What Can We Steal From Steven Millhauser’s “Miracle Polish”?
Title of Work and its Form: “Miracle Polish,” short story
Author: Steven Millhauser
Date of Work: 2011
Where the Work Can Be Found: The story premiered in the November 14, 2011 issue of The New Yorker. As of this writing, you can read “Miracle Polish” right here. Heidi Pitlor and Tom Perrotta chose the story for the 2012 edition of Best American Short Stories.
Bonuses: Here is what Short A Day thought about “Miracle Polish.” Here is a lengthy and interesting interview with Mr. Millhauser over at BOMB. Here‘s “A Voice in the Night,” another Millhauser story from The New Yorker.

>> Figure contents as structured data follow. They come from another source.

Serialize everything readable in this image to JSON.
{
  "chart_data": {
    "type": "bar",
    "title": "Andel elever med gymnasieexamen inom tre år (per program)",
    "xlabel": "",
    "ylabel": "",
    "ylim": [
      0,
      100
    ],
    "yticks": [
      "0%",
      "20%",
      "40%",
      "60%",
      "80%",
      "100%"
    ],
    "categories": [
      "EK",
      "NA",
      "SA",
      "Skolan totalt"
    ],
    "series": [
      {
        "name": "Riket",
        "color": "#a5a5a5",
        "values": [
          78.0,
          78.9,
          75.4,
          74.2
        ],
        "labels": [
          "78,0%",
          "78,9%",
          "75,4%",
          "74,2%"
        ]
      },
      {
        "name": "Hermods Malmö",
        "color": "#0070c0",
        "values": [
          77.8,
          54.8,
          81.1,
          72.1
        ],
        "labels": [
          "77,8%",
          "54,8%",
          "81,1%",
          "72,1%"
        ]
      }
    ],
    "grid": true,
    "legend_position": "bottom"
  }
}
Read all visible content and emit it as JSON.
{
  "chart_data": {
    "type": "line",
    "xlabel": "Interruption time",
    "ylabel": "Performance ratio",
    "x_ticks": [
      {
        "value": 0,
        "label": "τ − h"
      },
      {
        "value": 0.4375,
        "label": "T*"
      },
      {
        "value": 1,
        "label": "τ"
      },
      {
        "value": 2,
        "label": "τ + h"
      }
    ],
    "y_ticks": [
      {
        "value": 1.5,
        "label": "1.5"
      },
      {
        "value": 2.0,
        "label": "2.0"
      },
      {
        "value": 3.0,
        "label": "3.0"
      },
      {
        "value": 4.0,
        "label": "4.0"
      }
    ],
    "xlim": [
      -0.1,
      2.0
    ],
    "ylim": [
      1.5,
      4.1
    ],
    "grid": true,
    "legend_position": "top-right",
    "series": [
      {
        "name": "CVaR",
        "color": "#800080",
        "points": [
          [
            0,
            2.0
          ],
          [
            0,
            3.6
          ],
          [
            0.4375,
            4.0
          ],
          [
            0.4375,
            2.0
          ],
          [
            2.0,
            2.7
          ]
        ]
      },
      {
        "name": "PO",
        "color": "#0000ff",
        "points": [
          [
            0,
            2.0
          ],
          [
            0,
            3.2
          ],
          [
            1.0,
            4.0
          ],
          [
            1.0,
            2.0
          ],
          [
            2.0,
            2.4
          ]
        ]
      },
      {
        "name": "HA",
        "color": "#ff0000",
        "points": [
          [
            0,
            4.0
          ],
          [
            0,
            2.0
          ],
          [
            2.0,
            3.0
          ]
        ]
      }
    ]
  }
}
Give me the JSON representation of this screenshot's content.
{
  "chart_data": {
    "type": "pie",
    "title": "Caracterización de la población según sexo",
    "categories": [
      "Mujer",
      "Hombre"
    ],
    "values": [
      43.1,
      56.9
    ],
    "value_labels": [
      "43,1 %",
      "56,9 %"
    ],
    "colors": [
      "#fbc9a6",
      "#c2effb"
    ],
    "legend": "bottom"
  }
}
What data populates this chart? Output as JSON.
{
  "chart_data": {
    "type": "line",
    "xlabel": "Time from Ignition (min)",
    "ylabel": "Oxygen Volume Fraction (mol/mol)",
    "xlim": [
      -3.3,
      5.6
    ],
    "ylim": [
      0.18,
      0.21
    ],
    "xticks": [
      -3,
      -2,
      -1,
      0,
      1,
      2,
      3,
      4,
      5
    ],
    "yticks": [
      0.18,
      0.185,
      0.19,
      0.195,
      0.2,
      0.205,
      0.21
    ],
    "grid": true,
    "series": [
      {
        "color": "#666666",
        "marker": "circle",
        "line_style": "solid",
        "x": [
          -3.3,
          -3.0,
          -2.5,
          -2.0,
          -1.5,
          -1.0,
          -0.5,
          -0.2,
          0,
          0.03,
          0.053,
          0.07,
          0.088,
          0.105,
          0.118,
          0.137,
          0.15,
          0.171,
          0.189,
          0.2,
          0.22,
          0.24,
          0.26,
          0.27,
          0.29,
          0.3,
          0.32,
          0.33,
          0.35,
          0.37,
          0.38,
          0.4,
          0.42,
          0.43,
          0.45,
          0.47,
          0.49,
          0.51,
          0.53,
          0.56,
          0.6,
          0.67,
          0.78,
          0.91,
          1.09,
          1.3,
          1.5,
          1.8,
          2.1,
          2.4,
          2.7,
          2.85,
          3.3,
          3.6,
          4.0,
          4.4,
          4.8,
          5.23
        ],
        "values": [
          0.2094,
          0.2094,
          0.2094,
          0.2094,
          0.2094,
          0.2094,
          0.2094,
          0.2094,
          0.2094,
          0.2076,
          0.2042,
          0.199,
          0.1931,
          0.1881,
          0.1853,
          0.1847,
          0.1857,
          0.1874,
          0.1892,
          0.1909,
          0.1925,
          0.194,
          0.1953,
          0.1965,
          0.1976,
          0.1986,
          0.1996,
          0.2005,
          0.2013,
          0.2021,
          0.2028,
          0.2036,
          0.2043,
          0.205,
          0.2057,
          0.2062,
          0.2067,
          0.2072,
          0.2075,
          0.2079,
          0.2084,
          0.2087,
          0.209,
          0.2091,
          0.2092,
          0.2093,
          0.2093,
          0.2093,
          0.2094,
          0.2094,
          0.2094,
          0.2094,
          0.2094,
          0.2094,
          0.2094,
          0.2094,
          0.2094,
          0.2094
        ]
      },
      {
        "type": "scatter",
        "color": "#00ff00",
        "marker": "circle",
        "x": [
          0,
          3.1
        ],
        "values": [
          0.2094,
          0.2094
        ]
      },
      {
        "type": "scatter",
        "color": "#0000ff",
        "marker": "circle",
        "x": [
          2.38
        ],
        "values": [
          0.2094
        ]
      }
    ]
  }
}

Element of Craft We’re Stealing: Narrative Momentum
Inciting incident: A peddler shows up at the first person narrator’s home. The old man is selling Miracle Polish, a product that will put a special shine on any mirror in your home. The narrator watches as the peddler leaves; there’s a perfectly appropriate moment of oddness as the salesman locks eyes with the narrator before leaving. The narrator cleans a mirror with the polish…he looks younger and fresher. His girlfriend Monica is tired, too. She doesn’t seem to like the happier-looking Monica she sees in the mirror. The narrator soon puts mirrors on every wall in his home, causing tension in his relationship with Monica. She believes that he prefers the more youthful version of her that he sees in the mirror. There’s a perfectly inevitable conclusion in which Chekhov’s mirrors are dealt with in proper fashion.
The story reminded me a bit of an episode of The Twilight Zone, which is a massive compliment. Mr. Millhauser creates a through-a-mirror-darkly magical realism world in the same way that Rod Serling did in many of the Twilight Zone scripts. Everything in the narrator’s world is perfectly normal…except for the Miracle Polish. There’s the sense of impending danger; we’re led to wonder why the peddler locked eyes with the narrator in such a strange way. There’s a “hook” in the beginning that looms over the entire story. That second bottle of Miracle Polish…the peddler advised the narrator to buy one, but he didn’t. This hook is paid off in the final paragraph of the story. As in the best Twilight Zone scripts, the “strange” things, the magical fantasy, all relate to the rest of the story and its theme. That unpurchased second bottle also creates a kind of countdown…will the narrator run out of Miracle Polish? What will happen when he does?
Mr. Millhauser also creates characters that truly belong in this story. The middle-aged man feels run-down and doesn’t seem to like what he has become. He’s just the kind of guy who could use a look in the mirror. So Mr. Millhauser offers him a particularly clear look into one. His girlfriend Monica has a habit of “assessing her looks mercilessly.” As she is first described, I thought Monica was a teenage young woman. Instead, she merely has a few of those qualities. It’s been quite some time since I was around a teenage young woman, but I’m guessing mirrors still play an important role in their lives. These two characters are confronted by mirrors; one likes the reflection and the other doesn’t. That means tension! Whoo hoo!
Another tactic Mr. Millhauser employs is apparent when you look at the left margin of the story. One of the problems I have is deciding which parts of the story to render in scene. Mr. Millhauser creates an around-the-campfire feeling by offering long paragraphs and sliding through time a great deal. Which scenes are absolutely necessary? We need to see the narrator and Monica looking into the mirrors. And arguing about the mirrors. And what happens during the climax, when the conflict comes to a head.
What Should We Steal?
- Relate the ending of your story to its beginning. Your story should make some kind of unified comment about humanity or the world or whatever, right? The theme should be as consistent as the characters and setting.
- Give your characters what they deserve. Four horny teenage boys want to have sex? Make them forge a pact with each other to get laid. Your character is a liar and manipulator? Put him or her in a political drama.
- Flatten out the left margin. You can create narrative momentum by focusing less on describing scenes and more on describing story.